Кого это волнует? Вторая статья в газете. Уничтожены памятники культуры, здания, выстоявшие в Конории четыреста лет; снесены малыми землетрясениями скульптуры королей, полководцев и учёных! Померкла столица. Но конорийцы не опускают руки, создаются комиссии по реставрации города, уже чертятся проекты новых памятников. Решается сбор денег для возрождения Конории.

Третья статья. Какое-то дополнение к налогам. Что оно забыло здесь?

Газета лежала на расписном столе, задевая краешком угла металлический ошейник. Тобиан бросил её, с трудом дойдя третьей страницы. Он ходил по комнате и от скуки громко пел, пританцовывая, любимую надоедливую песенку, поглядывая, если не нападала лень, в окно. Пушистый снег пластом лежал на огромных дубах, ложился хлопьями на чёрную треуголку гвардейцев. Третий день Тобиан томился в Загородном дворце. Первые часы жизнь показалась ему раем: хлопотали слуги, носили по первой просьбе еду, целители обрабатывали раны — они заживили порезы и синяки, полученные в бою шрамы, оставленные казокварским кнутом, о которых теперь напоминают лишь маленькие царапинки. Тобиан чувствовал глубокое облегчение, что избавился от последней связи с Казокварами, и при этом — злость. Злость от того, как целители спохватились от каких-то дурацких шрамов и ран на теле принца. Никому и никогда не было дела до тысяч изувеченных людей, носящих похожий с принцем ошейник.

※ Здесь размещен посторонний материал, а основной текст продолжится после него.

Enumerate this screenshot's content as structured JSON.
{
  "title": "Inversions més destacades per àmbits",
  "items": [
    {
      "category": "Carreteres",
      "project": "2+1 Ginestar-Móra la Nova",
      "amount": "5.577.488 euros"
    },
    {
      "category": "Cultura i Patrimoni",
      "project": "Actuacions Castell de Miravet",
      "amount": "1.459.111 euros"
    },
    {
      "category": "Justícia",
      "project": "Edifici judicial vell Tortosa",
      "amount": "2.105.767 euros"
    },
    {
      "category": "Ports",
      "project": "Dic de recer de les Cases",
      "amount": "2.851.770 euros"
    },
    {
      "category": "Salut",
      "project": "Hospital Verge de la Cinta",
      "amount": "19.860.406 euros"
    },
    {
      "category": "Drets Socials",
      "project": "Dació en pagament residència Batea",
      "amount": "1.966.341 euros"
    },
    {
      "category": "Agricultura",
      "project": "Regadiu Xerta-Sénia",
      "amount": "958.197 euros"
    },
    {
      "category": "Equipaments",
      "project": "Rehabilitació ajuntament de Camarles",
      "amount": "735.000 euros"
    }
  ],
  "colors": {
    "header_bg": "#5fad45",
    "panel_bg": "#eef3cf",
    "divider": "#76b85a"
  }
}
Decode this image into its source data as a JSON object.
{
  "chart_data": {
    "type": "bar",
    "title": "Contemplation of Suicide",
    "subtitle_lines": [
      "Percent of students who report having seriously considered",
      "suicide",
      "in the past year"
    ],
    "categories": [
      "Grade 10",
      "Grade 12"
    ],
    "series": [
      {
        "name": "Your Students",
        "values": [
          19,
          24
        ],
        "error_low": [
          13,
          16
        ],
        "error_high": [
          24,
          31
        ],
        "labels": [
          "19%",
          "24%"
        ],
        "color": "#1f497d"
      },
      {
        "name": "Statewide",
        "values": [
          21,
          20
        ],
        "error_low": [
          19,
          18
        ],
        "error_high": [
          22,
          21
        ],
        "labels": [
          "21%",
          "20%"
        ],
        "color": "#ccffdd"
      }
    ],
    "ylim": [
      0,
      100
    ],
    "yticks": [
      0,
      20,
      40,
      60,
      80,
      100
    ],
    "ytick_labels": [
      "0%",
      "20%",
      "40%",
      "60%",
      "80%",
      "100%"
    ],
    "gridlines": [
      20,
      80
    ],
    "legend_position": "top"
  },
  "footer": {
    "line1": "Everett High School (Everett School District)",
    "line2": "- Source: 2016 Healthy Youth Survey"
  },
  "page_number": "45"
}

Тобиан наслаждался свалившимися на него почестями. Всего несколько часов. Потом надоело, что все трясутся над ним, кудахтают над зажившими ранами, смотрят на его худое лицо и пытаются откормить, как свинью на убой. Он не смел покидать Загородный дворец, мама приказала не выходить в город. Они с дядей не навещали его, только несколько раз спрашивали о самочувствии через винамиатис. Но Фред с Уиллом при первой же возможности бежали попасть во дворец.

И вот сейчас, когда Тобиан напевал застрявшую в голове мелодию, дверь отворилась, и вошли брат с другом. Они сделали два шага и в ступоре застыли в проходе. Посреди комнаты одетый в красный махровый халат кругами ходил Тобиан, он крутил в руках пояс и подпрыгивал с ним, как на скакалке. На его тапочках были помпоны в виде глаз какой-то зверюшки.

— Горите в огне поля пшеницы! Плевать хочу я на всё! Люблю я горячую ребятницу (*) и только это тревожит сердце моё! — кричал на всю комнату Тобиан.

— Это что за весть?! — захохотал Фредер. — Ты кого любишь?

Тобиан подскочил, глаза его подпрыгнули на лоб.

— Да я… я!

Фредер, раскачиваясь из стороны сторону, с ехидной улыбкой подошёл к нему.

— Вот ты какие секреты, братец, хранишь. Ну-ну. А я, как дурак, больше года в твою комнату не заходил. Да тут столько интересного прячется. М-м… тапочки с мордочкой. Что у тебя ещё в шкафу лежит, разреши, посмотрю?